My advice doesn't change. Starting small is almost always more effective and lasting than beginning with a big commitment.
Against the Grain
This perspective flies in the face of what we are often told. Modern gurus like Tony Robbins urge us to "take massive action."
But Jewish wisdom celebrates the small steps.
In the Talmud—the ancient book of Jewish laws and wisdom—the rabbis debate the most important verse of the Bible.
One rabbi says it is the Shema. We know that prayer. Jesus quoted it as well.
Taken from Deuteronomy 6:4, it reads, "Hear, O Israel: The Lord is our God, the Lord is one.” This is an excellent choice.
The Golden Rule
But another rabbi suggests that Leviticus 19:18 is the better choice. Known as the golden rule, it reads, “Love your neighbor as yourself.” It’s hard to argue with this answer as well.
Finally, however, another sage gives a third option. He quotes an obscure verse from the book of Exodus, “Offer one in the morning and the other at twilight.” (Exodus 29:39)

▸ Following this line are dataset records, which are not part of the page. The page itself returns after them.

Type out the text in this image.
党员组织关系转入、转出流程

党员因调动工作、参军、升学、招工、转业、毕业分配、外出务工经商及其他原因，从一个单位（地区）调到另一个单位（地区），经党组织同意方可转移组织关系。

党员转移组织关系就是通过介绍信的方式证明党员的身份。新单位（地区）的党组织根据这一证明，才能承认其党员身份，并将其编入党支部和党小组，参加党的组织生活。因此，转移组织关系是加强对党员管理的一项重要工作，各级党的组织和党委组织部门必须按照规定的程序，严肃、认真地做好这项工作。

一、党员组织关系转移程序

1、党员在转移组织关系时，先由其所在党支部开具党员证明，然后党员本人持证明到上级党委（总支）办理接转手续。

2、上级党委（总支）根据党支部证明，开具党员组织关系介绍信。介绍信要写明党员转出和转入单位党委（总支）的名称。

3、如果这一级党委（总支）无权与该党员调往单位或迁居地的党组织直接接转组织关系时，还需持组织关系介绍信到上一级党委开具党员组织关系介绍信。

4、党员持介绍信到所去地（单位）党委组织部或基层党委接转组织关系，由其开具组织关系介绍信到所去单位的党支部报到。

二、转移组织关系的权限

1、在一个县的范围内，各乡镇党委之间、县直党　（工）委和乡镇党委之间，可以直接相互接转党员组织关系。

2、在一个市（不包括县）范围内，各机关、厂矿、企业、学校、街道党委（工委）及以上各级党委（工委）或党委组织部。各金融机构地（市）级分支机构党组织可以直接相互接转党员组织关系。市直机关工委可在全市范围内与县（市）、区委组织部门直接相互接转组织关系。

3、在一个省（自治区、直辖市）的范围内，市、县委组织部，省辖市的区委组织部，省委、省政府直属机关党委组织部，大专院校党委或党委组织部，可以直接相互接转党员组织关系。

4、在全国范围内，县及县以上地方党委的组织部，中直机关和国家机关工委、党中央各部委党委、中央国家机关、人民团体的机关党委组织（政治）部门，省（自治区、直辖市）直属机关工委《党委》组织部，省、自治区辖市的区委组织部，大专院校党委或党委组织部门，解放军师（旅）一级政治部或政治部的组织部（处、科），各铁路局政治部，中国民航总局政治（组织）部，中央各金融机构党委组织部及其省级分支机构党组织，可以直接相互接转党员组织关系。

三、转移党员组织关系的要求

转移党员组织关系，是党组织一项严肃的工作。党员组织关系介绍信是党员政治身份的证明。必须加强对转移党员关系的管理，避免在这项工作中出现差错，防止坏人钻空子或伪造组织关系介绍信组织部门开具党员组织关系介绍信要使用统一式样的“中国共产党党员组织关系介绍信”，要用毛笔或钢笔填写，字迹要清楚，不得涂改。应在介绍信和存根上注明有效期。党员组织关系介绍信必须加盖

This verse refers to the daily sacrifice offered by the priests every morning and every evening in the great Temple in Jerusalem.
What an odd choice! It’s like comparing a toaster instruction manual to Shakespeare’s Hamlet.
The third rabbi’s answer doesn’t even seem to be in the same league as the first two.
Yet, all the other rabbis quickly agreed with this answer!
Easier Said Than Done
What were they thinking? They recognized, I think, that small actions done consistently are the most reliable measure of faith.
It’s easy to be righteous every once in a while. It’s easy to say what we believe…or promise to live by the golden rule.
But it’s another thing to live our values every day. It's another thing to turn our lives into a continuous expression of faithfulness.
Our daily actions become our habits. Our habits become our lives. Our lives become a witness to God.